How to Make This All Work
The Plan recognizes the critical need for public funding to build out the network and support upgrades and operations.  The recommended plan would auction the D-block spectrum and expand opportunities to utilize more spectrum for public safety and better leverage commercial resources. This is why it is necessary that we have a funding mechanism in place to support the nationwide interoperable wireless broadband network for public safety in concert with commercial networks and resources. The Plan will recommend that there be two public funding streams over ten years: approximately $6.5 billion would fund the construction of the public safety broadband network and approximately an additional $6 to $10 billion would be dedicated to operating and upgrading the public safety network.
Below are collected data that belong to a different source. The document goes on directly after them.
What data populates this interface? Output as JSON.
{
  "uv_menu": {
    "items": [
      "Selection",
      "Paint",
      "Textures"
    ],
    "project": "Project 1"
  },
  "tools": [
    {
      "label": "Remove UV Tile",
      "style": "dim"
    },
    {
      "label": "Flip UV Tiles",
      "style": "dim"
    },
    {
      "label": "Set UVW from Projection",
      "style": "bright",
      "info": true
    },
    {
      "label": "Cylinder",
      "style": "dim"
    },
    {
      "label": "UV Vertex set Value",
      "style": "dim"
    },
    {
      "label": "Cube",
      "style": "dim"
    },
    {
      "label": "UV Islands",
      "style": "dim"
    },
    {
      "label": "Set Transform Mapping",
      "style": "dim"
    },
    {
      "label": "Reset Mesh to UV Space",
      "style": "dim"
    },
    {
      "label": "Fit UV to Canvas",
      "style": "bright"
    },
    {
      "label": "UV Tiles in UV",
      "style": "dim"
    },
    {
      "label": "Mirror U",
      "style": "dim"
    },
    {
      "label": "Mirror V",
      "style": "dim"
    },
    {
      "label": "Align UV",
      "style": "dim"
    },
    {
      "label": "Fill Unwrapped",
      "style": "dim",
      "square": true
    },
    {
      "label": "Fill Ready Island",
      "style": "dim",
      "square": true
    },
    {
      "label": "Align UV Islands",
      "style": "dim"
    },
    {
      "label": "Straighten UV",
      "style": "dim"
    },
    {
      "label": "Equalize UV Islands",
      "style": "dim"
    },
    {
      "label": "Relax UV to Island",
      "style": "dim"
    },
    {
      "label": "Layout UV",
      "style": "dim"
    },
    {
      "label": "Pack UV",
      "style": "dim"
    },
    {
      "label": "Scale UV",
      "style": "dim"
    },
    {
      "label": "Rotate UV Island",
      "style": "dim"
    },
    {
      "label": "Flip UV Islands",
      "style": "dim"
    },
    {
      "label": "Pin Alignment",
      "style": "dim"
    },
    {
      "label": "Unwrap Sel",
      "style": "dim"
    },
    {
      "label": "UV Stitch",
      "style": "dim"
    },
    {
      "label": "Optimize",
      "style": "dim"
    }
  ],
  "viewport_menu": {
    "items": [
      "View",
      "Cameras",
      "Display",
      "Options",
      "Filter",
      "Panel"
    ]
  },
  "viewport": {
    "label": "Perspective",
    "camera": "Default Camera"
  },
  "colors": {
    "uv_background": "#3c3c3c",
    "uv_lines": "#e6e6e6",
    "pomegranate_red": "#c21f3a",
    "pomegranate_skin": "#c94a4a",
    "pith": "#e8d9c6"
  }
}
This will better enable public safety to expand upon commercial deployments and obtain the level of coverage they need. The end result will be an advanced, widely available, and robust wireless broadband network for the Nation's first responders.

Finally, the Plan would create an Emergency Response Interoperability Center (ERIC). ERIC's mission would be to establish a technical and operational framework that will ensure nationwide operability and interoperability from the outset in deployment and operation of the 700 MHz public safety broadband wireless network.

As broadband standards and technology evolve, ERIC will:

  • Adopt technical and operational requirements and procedures for ensuring a nationwide level of interoperability;
  • Adopt and implement other enforceable technical and operational requirements and procedures to address, at a minimum, operability, roaming, priority access, gateway functions and interfaces, and interconnectivity of public safety broadband wireless networks; and
  • Adopt authentication and encryption requirements for common public safety broadband applications and network usage.

Conclusion – Commitment to this Vision
From the beginning, I have had one goal: that we incorporate the public safety community's requirements to design a truly nationwide, truly interoperable public safety broadband wireless network, one that is technologically sound, financially feasible and economically attractive to public safety's potential partners. It must be one that can evolve with changing technology. It must be one that offers public safety agencies choices. This is the only plan I have seen that meets these stringent criteria. We have gotten this far by an amazing consensus and focus on the goal. This must continue if we are to succeed, and I am determined that we succeed.